World leaders like Barack Obama, Angela Merkel and the UK’s Queen Elizabeth are all said to have decided on a narrow range of clothes to wear: one cut of suit in a choice of two colours; one style of jacket; one style of shoe, handbag and hat. This means they don’t have to think about what to wear and can focus on other things.
I tried this to stop spending money on clothes that were never worn. I worked out that the things I wore most often were blue. If I only bought blue clothes I’ve have a better chance of avoiding regrettable purchases. What I found was that I spent much less time shopping, because I only looked though the blue rails; less time choosing outfits because everything worked together quite well, and I saved money.

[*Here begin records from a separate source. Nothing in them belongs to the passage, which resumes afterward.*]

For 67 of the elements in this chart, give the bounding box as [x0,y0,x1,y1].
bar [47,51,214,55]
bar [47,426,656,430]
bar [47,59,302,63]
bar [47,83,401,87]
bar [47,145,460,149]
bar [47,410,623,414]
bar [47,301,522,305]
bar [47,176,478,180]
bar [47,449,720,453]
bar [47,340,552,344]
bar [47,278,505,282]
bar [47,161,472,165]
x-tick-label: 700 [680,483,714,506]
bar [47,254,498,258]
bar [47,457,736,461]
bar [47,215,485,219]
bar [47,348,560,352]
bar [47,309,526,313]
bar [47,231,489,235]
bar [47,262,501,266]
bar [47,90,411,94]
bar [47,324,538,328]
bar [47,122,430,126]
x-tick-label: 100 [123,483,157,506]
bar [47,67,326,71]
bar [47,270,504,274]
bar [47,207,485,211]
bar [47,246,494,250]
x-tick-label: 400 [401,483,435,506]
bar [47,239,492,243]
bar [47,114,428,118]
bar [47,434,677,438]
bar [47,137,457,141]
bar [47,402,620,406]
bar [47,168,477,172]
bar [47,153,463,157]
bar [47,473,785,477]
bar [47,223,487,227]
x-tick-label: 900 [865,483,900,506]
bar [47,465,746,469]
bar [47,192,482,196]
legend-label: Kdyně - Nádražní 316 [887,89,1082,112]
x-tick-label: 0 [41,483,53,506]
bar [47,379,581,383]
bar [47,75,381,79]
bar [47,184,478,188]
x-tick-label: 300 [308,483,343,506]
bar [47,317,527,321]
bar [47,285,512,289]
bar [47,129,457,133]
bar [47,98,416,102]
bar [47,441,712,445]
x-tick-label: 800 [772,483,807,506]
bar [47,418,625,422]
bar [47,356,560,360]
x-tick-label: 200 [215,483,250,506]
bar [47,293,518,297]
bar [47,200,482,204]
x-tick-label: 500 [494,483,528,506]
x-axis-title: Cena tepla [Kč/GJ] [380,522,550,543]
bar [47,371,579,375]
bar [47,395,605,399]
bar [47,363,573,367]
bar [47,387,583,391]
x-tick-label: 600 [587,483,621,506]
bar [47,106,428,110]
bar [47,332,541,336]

Lately I’ve been wondering about motivational quotes. I love them but I’ve a nagging feeling that they used to work better for me when there was less of them to choose from.
I would find one line in a book, copy it out, pin it to my wall and that would guide me though life’s ups and downs for months or years at a time. Now, with so many to choose from, my head is turned with each new one and I end up remembering none of them. So I’ve picked one, embroidered it onto fabric and I’m putting the others on mute for a while.